BERT and LoRA Fine-Tuning from Scratch: Fast Inference with TensorRT

Explore the end-to-end process of building BERT and LoRA models from scratch, fine-tuning them on a specific task, and optimizing the resulting models for fast GPU inference using NVIDIA's TensorRT.

Motivation

This project, while serving as a comprehensive guide to understanding, implementing, and optimizing transformer-based models for improved performance and efficiency, is also a representation of my learning journey and serves as a portfolio piece showcasing some skills I have picked up along the way in machine learning and natural language processing.

Technologies

This project makes use of the following technologies and tools:

Python: The programming language used for implementing the project.
NumPy: A library used for efficient multi-dimensional data operations where PyTorch tensors aren't suitable.
Pandas: A library used for cleaning, transforming, and exploring the data prior to model fine-tuning.
PyTorch: A library used to build the BERT and LoRA models from scratch and for fine-tuning.
Hugging Face Transformers: A library used to access pretrained models and weights. It was predominantly employed to load models and conduct further training in the optimization section of this project.
NVIDIA TensorRT: A high-performance deep learning inference optimizer and runtime library used to optimize models for fast inference.
Transformer-Deploy: A library used to simplify the process of applying TensorRT inference optimizations to the models.
ONNX: An open standard for representing machine learning models used for converting PyTorch models into a format that can be optimized by TensorRT.
Docker: Deployed to ensure a consistent and replicable environment, streamlining the installation of NVIDIA dependencies such as CUDA and cuBLAS.

Part 1: Building BERT from Scratch
Part 2: Building LoRA From Scratch
Part 3: Fine-Tuning BERT with LoRA for Stack Overflow Question Classification
Part 4: Optimizing BERT for Fast Inference with NVIDIA TensorRT
- Setup and Requirements
- Model Selection
- INT8 Quantization Process
- Comparison of Frameworks
- Results
- Conclusions
  Building BERT from Scratch
  
  The bert_from_scratch.py script is used to build a BERT model for Sequence Classification from scratch.
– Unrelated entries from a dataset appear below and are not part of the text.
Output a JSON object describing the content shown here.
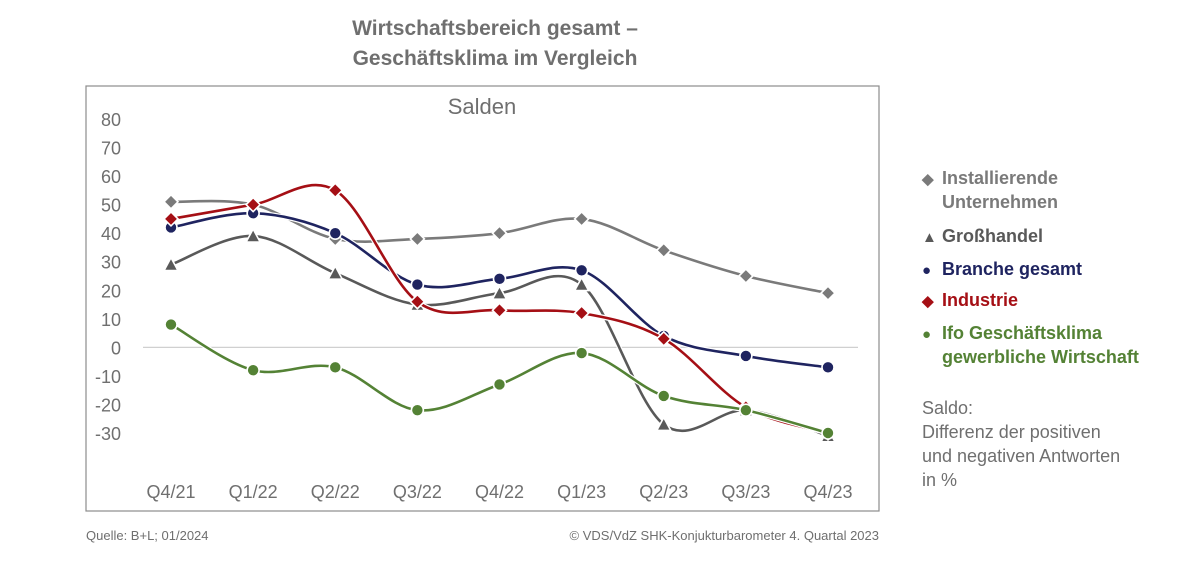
{
  "chart_data": {
    "type": "line",
    "title": [
      "Wirtschaftsbereich gesamt –",
      "Geschäftsklima im Vergleich"
    ],
    "subtitle": "Salden",
    "categories": [
      "Q4/21",
      "Q1/22",
      "Q2/22",
      "Q3/22",
      "Q4/22",
      "Q1/23",
      "Q2/23",
      "Q3/23",
      "Q4/23"
    ],
    "y_ticks": [
      "80",
      "70",
      "60",
      "50",
      "40",
      "30",
      "20",
      "10",
      "0",
      "-10",
      "-20",
      "-30"
    ],
    "ylim": [
      -30,
      80
    ],
    "grid": false,
    "legend_position": "right",
    "series": [
      {
        "name": "Installierende Unternehmen",
        "label_lines": [
          "Installierende",
          "Unternehmen"
        ],
        "marker": "diamond",
        "color": "#7a7a7a",
        "values": [
          51,
          50,
          38,
          38,
          40,
          45,
          34,
          25,
          19
        ]
      },
      {
        "name": "Großhandel",
        "label_lines": [
          "Großhandel"
        ],
        "marker": "triangle",
        "color": "#595959",
        "values": [
          29,
          39,
          26,
          15,
          19,
          22,
          -27,
          -22,
          -31
        ]
      },
      {
        "name": "Branche gesamt",
        "label_lines": [
          "Branche gesamt"
        ],
        "marker": "circle",
        "color": "#1f2460",
        "values": [
          42,
          47,
          40,
          22,
          24,
          27,
          4,
          -3,
          -7
        ]
      },
      {
        "name": "Industrie",
        "label_lines": [
          "Industrie"
        ],
        "marker": "diamond",
        "color": "#a50f15",
        "values": [
          45,
          50,
          55,
          16,
          13,
          12,
          3,
          -21,
          -30
        ]
      },
      {
        "name": "Ifo Geschäftsklima gewerbliche Wirtschaft",
        "label_lines": [
          "Ifo Geschäftsklima",
          "gewerbliche Wirtschaft"
        ],
        "marker": "circle",
        "color": "#548235",
        "values": [
          8,
          -8,
          -7,
          -22,
          -13,
          -2,
          -17,
          -22,
          -30
        ]
      }
    ]
  },
  "legend_symbols": {
    "diamond": "◆",
    "triangle": "▲",
    "circle": "●"
  },
  "note_lines": [
    "Saldo:",
    "Differenz der positiven",
    "und negativen Antworten",
    "in %"
  ],
  "footer": {
    "source": "Quelle: B+L; 01/2024",
    "copyright": "© VDS/VdZ SHK-Konjukturbarometer 4. Quartal 2023"
  }
}
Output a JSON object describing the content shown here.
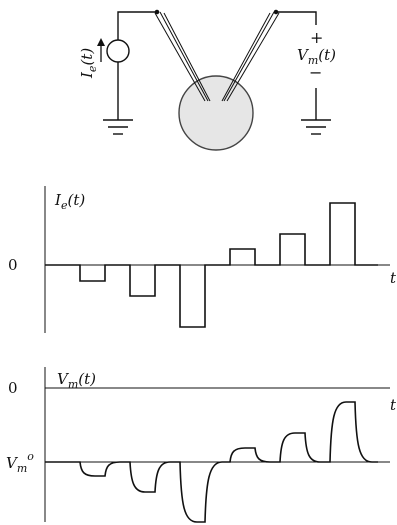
{
  "circuit": {
    "current_source_label": "I_e(t)",
    "voltage_label": "V_m(t)",
    "plus_sign": "+",
    "minus_sign": "−"
  },
  "current_plot": {
    "ylabel": "I_e(t)",
    "zero_label": "0",
    "xlabel": "t"
  },
  "voltage_plot": {
    "ylabel": "V_m(t)",
    "zero_label": "0",
    "xlabel": "t",
    "rest_label": "V_m^o"
  }
}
It implements the architecture and mechanics of the BERT model, creating a ready-to-train model that can be fine-tuned on specific tasks. Notably, the model architecture and module/parameter names mirror the Hugging Face implementation, ensuring that weights between the two are compatible. This script includes a from_pretrained class method, working in the same way as in Hugging Face's model.

For an in-depth explanation of the theory behind this model, as well as an understanding of the code, refer to the accompanying Medium article.
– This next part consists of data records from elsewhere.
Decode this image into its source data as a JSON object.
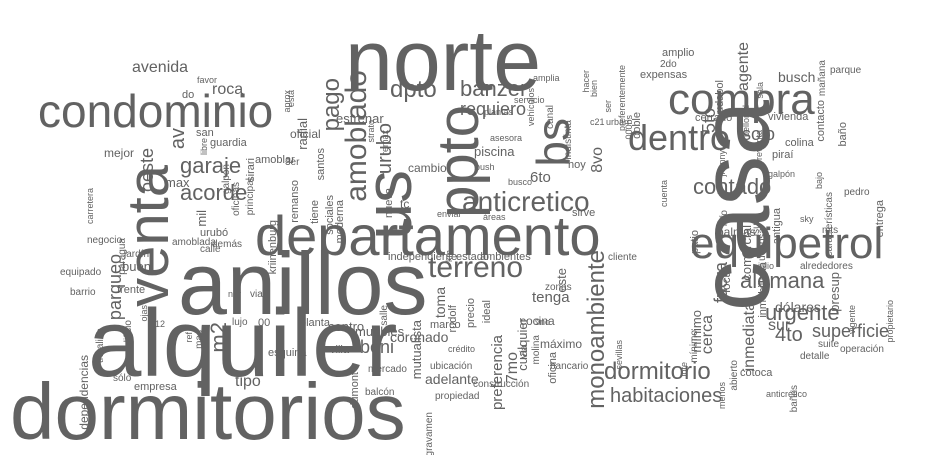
{
  "cloud": {
    "text_color": "#626262",
    "background": "#ffffff",
    "words": [
      "dormitorios",
      "alquiler",
      "anillos",
      "casa",
      "departamento",
      "norte",
      "condominio",
      "venta",
      "us",
      "compra",
      "equipetrol",
      "ppto",
      "terreno",
      "amoblado",
      "bs",
      "dentro",
      "anticretico",
      "dpto",
      "pago",
      "monoambiente",
      "dormitorio",
      "habitaciones",
      "alemana",
      "urgente",
      "superficie",
      "contado",
      "banzer",
      "requiero",
      "urubo",
      "garaje",
      "acorde",
      "av",
      "oeste",
      "parqueo",
      "m2",
      "beni",
      "tipo",
      "avenida",
      "roca",
      "buen",
      "max",
      "mil",
      "solo",
      "5to",
      "4to",
      "sur",
      "fuera",
      "cerca",
      "inmediata",
      "6to",
      "7mo",
      "8vo",
      "tenga",
      "toma",
      "este",
      "preferencia",
      "coronado",
      "adelante",
      "mutualista",
      "piscina",
      "agente",
      "busch",
      "vivienda",
      "comercial",
      "mínimo",
      "dólares",
      "presup",
      "estrenar",
      "oficial",
      "radial",
      "remanso",
      "amoblar",
      "guardia",
      "mejor",
      "frente",
      "calle",
      "ambientes",
      "independiente",
      "máximo",
      "cualquier",
      "cocina",
      "zonas",
      "marco",
      "rudolf",
      "precio",
      "ideal",
      "piraí",
      "colina",
      "entrega",
      "muebles",
      "planta",
      "lujo",
      "00",
      "centro",
      "esquina",
      "villa",
      "dumont",
      "empresa",
      "sólo",
      "dependencias",
      "equipado",
      "barrio",
      "negocio",
      "thoalina",
      "edificio",
      "jardín",
      "paragua",
      "urubó",
      "amoblada",
      "demás",
      "oficinas",
      "principal",
      "santos",
      "nueva",
      "moderna",
      "sociales",
      "tiene",
      "cambio",
      "tc",
      "bancario",
      "construcción",
      "ubicación",
      "crédito",
      "oficina",
      "vía",
      "molina",
      "estado",
      "salle",
      "propiedad",
      "gravamen",
      "mercado",
      "balcón",
      "hoy",
      "sirve",
      "cliente",
      "sevillas",
      "patio",
      "palmas",
      "local",
      "info",
      "isuto",
      "udepsa",
      "antigua",
      "inmobiliaria",
      "alrededores",
      "julio",
      "mts",
      "baños",
      "detalle",
      "suite",
      "operación",
      "cotoca",
      "menos",
      "abierto",
      "lote",
      "amplio",
      "expensas",
      "2do",
      "doble",
      "udabol",
      "bien",
      "cerrado",
      "mañana",
      "contacto",
      "parque",
      "baño",
      "características",
      "pedro",
      "propietario",
      "vigente",
      "bajo",
      "galpón",
      "sky",
      "anticrético",
      "sala",
      "preventa",
      "jhonny",
      "bellored",
      "c21",
      "urbari",
      "000bs",
      "hacer",
      "amplia",
      "plantas",
      "asesora",
      "áreas",
      "enviar",
      "busco",
      "bush",
      "strato",
      "remax",
      "servicio",
      "canal",
      "indistinta",
      "preferentemente",
      "vehículos",
      "ser",
      "favor",
      "aprox",
      "está",
      "carretera",
      "libre",
      "san",
      "do",
      "galpon",
      "3er",
      "kriinenburg",
      "sirari",
      "via",
      "ref",
      "nur",
      "ojas",
      "mas",
      "12",
      "km",
      "9no",
      "cuenta",
      "mínimo"
    ]
  }
}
Building LoRA From Scratch

The lora_from_scratch.py script contains a custom implementation of the LoRA (Low-Rank Adaptation) method. LoRA is a technique that aims to maintain a high level of accuracy while reducing the computational cost and complexity associated with fine-tuning large models. It does this by appending low-rank adaptation matrices to specific parameters of the model, while the remaining parameters are "frozen" or kept constant. As a result, the total quantity of trainable parameters is greatly reduced.

For a comprehensive understanding of the theory and implementation details behind LoRA, please refer to the accompanying Medium article.
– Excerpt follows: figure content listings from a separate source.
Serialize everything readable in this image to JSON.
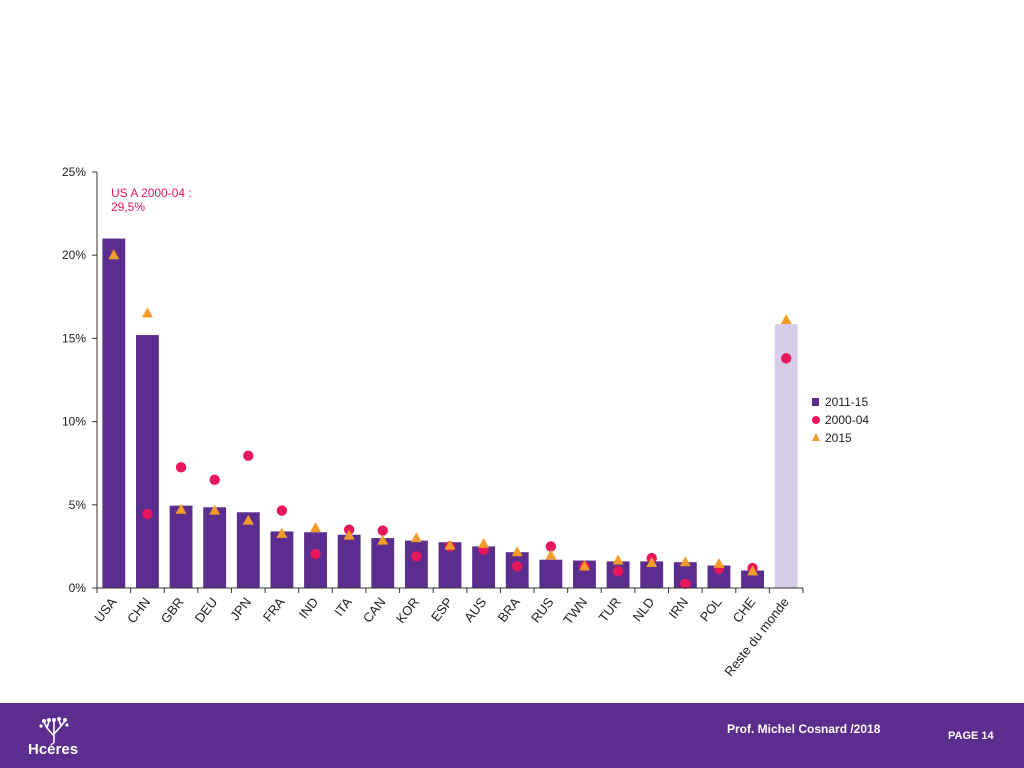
{
  "chart_data": {
    "type": "bar",
    "categories": [
      "USA",
      "CHN",
      "GBR",
      "DEU",
      "JPN",
      "FRA",
      "IND",
      "ITA",
      "CAN",
      "KOR",
      "ESP",
      "AUS",
      "BRA",
      "RUS",
      "TWN",
      "TUR",
      "NLD",
      "IRN",
      "POL",
      "CHE",
      "Reste du monde"
    ],
    "series": [
      {
        "name": "2011-15",
        "marker": "bar",
        "color": "#5b2d8e",
        "highlight_color": "#d8cde8",
        "highlight_index": 20,
        "values": [
          21.0,
          15.2,
          4.95,
          4.85,
          4.55,
          3.4,
          3.35,
          3.2,
          3.0,
          2.85,
          2.75,
          2.5,
          2.15,
          1.7,
          1.65,
          1.6,
          1.6,
          1.55,
          1.35,
          1.05,
          15.85
        ]
      },
      {
        "name": "2000-04",
        "marker": "circle",
        "color": "#e8175d",
        "values": [
          null,
          4.45,
          7.25,
          6.5,
          7.95,
          4.65,
          2.05,
          3.5,
          3.45,
          1.9,
          2.5,
          2.3,
          1.3,
          2.5,
          1.3,
          1.0,
          1.8,
          0.25,
          1.15,
          1.2,
          13.8
        ]
      },
      {
        "name": "2015",
        "marker": "triangle",
        "color": "#f39c2a",
        "values": [
          20.0,
          16.5,
          4.7,
          4.65,
          4.05,
          3.25,
          3.6,
          3.15,
          2.85,
          3.0,
          2.55,
          2.65,
          2.15,
          1.95,
          1.3,
          1.65,
          1.5,
          1.55,
          1.45,
          1.0,
          16.1
        ]
      }
    ],
    "ylim": [
      0,
      25
    ],
    "yticks": [
      0,
      5,
      10,
      15,
      20,
      25
    ],
    "ytick_labels": [
      "0%",
      "5%",
      "10%",
      "15%",
      "20%",
      "25%"
    ],
    "legend_position": "right",
    "annotation": {
      "line1": "US A 2000-04 :",
      "line2": "29,5%"
    }
  },
  "footer": {
    "logo_text": "Hcéres",
    "author": "Prof. Michel Cosnard /2018",
    "page": "PAGE 14"
  }
}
Fine-Tuning BERT with LoRA for Stack Overflow Question Classification

The fine_tuning.ipynb notebook involves fine-tuning the custom implementations of BERT and LoRA on the task of classifying whether questions submitted to Stack Overflow will be closed or not by the moderators.

Setup and Requirements

Dependencies

To install the necessary dependencies for the fine_tuning.ipynb notebook, run the following command:

pip install -r notebooks/requirements/requirements_fine_tuning.txt

Data Directory

The data/ directory is intially empty.

To replicate the results of the fine-tuning.ipynb notebook, you will need to download the dataset and place the data file in the data/ directory.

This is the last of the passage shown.